On May 12, a federal court granted a request from the Departments of Labor, Health and Human Services, and Treasury (“the Departments”) to pause litigation regarding the 2024 Mental Health Parity & Addiction Equity Act (MHPAEA) final rule while the Departments reconsider whether to modify or rescind the rule through new proposed rulemaking. Then, on May 15, the Departments announced a temporary non-enforcement period for the 2024 MHPAEA final rule that will remain in place until eighteen months after a final court decision is made, giving employers time to comply accordingly. The non-enforcement statement can be found here - https://www.cms.gov/files/document/statement-regarding-enforcement-final-rule-requirements-related-mhpaea.pdf.
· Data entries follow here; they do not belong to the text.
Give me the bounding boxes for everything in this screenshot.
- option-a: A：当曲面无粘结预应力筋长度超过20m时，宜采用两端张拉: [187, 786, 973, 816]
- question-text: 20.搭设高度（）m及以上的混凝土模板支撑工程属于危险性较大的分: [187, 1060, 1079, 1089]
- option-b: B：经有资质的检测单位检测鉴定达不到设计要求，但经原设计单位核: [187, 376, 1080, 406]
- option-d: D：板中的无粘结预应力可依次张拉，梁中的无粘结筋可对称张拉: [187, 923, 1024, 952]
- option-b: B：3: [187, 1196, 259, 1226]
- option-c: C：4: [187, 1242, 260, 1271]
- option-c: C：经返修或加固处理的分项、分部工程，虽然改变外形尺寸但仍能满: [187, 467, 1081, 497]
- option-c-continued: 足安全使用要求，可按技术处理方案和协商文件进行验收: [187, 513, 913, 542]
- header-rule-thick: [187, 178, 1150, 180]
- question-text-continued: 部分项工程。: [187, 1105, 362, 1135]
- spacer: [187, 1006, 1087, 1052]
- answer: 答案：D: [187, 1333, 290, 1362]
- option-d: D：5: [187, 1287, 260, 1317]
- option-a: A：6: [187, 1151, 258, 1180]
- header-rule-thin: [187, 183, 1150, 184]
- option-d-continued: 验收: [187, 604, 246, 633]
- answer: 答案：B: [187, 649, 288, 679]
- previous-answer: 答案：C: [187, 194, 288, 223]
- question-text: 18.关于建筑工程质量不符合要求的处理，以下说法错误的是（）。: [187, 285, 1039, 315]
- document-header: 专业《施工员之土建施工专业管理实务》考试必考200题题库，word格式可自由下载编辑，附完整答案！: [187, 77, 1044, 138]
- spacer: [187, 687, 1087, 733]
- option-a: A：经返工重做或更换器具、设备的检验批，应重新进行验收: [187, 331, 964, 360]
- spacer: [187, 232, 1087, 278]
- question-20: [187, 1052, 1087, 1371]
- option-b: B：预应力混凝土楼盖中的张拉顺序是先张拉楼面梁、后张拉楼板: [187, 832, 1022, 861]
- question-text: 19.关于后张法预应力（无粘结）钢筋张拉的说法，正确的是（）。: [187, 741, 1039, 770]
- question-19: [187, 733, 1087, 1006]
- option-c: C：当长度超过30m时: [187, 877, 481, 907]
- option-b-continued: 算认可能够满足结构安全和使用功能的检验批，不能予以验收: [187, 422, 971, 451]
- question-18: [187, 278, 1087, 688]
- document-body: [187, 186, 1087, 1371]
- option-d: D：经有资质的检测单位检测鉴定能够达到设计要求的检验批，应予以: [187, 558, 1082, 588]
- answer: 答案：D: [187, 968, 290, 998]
While enforcement efforts for the 2024 MHPAEA final rule are paused, employers do not have to comply with the new fiduciary certification requirement, certain new definitions, the requirement to provide meaningful benefits, and the requirement to collect and analyze relevant data as part of the written comparative analysis. However, the Departments have made it clear that the framework for MHPAEA that existed prior to the 2024 MHPAEA final rule is unaffected, including the 2013 MHPAEA final rule, guidance and FAQs issued since the 2013 final rule, and the written comparative analysis for NQTLs added by Congress in the Consolidated Appropriations Act of 2021. Therefore, employers should continue to design and administer their group health plans in accordance with MHPAEA, test their QTLs for parity, and to maintain a current NQTL written comparative analysis in case of agency audit or participant request.
Plans Subject to MHPAEA
MHPAEA applies broadly to all group health plans, but not to excepted benefits or retiree-only plans. The only exception is for small (<50 employees) self-funded or level-funded plans (small fully insured plans required to cover all essential health benefits must comply).
MHPAEA Requirements
MHPAEA does not require plans to provide MH or SUD benefits, but for any plan that does, MH/SUD coverage must be provided in all benefit classifications and must comply with the following requirements within each benefit classification:
As part of claims processing, criteria for medical necessity determinations made under the plan for MH/SUD benefits must be made available upon request. In addition, the reason for any denial of reimbursement or payment for MH/SUD benefits must be made available to the participant or beneficiary. This will generally be handled by the carrier for a fully insured plan and by the TPA for a self-funded plan.
And finally, group health plan sponsors are required to prepare a written comparative analysis documenting compliance for any NQTLs imposed on MH/SUD benefits. The analysis does not need to be submitted annually (or otherwise) but instead must be completed and kept up to date in the employer’s files and provided if requested (e.g., must be provided within 10 days if requested by a federal or state agency, or within 30 days if requested by ERISA plan participants). NOTE: A thorough, compliant comparative analysis cannot be quickly pulled together within the required timeframe, so it is necessary for employers to complete it and have it ready and on file prior to any request.
MHPAEA Enforcement
There is broad bi-partisan support for continuing to improve access to MH/SUD coverage, so employers should coordinate with carriers, TPAs, PBMs and other service providers to review and confirm that financial requirements, QTLs, and NQTLs applicable to MH/SUD benefits meet parity requirements. In addition, employers should engage with their service providers and/or a vendor to document the analysis of whether NQTLs applicable to MH/SUD benefits meet parity requirements not only as written, but also in operation.
In addition to audits, the NQTL written comparative analysis provides another tool to help with enforcement. Keep in mind, the purpose of the comparative analysis is to provide further visibility into whether plans are compliant with MHPAEA. Whether the analysis is determined to be sufficient or not, if an agency audit determines that any financial requirements or treatment limitations do not comply with the parity requirements, the plan may be required to take corrective action (e.g., reprocess claims and refund participants when applicable). In addition, non-compliant plans could be subject to a penalty of up to $100/day per affected individual, and if disclosures and analyses are not provided as required, general ERISA penalties could apply (e.g., up to $110 per day that the failure persists).